Sen. Bernie Sanders (I., Vt.) blasted "conservative Democrats" who take him out of context while defending remarks he made about former President Barack Obama that some viewed as dismissive of his legacy.
Speaking earlier this month, Sanders said the business model of the Democratic Party had been a "failure," and Democrats had failed to see that because "there was a charismatic individual named Barack Obama, who won the presidency in 2008 and 2012."
He took heat from black Democrats who felt he was dismissing the achievements of the first African-American president. However, MSNBC host Al Sharpton, who interviewed Sanders at the National Action Network conference, said Sanders actually praised Obama with the remarks.
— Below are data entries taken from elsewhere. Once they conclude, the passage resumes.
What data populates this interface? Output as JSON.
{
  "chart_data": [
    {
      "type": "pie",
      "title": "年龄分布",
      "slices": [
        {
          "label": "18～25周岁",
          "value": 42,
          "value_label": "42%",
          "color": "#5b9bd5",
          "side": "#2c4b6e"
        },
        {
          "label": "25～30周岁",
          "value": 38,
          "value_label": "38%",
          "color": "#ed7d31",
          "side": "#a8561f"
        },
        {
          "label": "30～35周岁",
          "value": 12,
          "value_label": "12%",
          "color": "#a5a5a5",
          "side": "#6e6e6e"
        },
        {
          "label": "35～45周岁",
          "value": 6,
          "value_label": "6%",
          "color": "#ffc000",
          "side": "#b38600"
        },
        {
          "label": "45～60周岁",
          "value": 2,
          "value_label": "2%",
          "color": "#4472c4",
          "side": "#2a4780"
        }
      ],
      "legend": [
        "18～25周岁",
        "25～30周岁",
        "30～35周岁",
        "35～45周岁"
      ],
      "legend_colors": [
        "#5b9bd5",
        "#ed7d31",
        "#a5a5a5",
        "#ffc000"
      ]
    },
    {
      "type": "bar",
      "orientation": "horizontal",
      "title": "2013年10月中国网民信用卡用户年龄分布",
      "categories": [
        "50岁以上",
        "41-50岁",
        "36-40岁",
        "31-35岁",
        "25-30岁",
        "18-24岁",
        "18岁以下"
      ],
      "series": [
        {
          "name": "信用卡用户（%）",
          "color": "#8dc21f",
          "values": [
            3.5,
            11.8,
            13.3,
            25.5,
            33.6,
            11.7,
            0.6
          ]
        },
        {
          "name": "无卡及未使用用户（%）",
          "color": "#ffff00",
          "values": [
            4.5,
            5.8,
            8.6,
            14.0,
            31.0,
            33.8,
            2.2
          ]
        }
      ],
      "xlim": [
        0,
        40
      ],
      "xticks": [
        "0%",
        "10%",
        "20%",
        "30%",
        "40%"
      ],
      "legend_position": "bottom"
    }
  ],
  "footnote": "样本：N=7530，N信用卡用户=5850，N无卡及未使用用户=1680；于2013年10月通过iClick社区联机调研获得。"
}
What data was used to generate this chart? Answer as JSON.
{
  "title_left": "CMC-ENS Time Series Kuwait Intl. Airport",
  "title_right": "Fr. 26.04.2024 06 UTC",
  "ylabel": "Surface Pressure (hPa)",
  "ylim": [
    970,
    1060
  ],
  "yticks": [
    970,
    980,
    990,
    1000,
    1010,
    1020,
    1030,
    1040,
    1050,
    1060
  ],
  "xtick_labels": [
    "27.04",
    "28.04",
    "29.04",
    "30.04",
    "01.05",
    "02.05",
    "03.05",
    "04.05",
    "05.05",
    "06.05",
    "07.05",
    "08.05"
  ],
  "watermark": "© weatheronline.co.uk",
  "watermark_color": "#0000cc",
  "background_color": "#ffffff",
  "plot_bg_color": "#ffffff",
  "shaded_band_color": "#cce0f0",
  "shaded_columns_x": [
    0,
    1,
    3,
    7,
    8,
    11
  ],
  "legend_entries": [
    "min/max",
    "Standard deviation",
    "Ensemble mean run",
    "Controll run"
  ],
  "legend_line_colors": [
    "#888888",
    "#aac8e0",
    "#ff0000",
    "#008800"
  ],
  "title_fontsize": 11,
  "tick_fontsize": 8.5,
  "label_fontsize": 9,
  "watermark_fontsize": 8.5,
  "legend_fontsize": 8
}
"What really bothers me is—look, I don't have to explain politics to you. You know it as well as anybody," Sanders said. "We have conservative Democrats who will take anything that I say and try to take it out of context. What I said is … if you look at what's happened to the Democratic Party over the last 10 years, the Democratic Party has lost about 1,000 legislative seats."
Sanders said roughly half the country lived in states controlled by "right-wing extremists."
"That is not a business model of success for the Democratic Party," he said. "What I said is sometimes we forget about that, because you had an extraordinary president, an extraordinary candidate … They forget about what was happening at the grassroots level."
Sanders went on tell Sharpton it was a "disgrace that the Democratic Party is not a 50-state party."
"How do you concede states like Mississippi or South Carolina or Idaho … or Kansas? You can't be a strong national party unless you exist in 50 states," he said.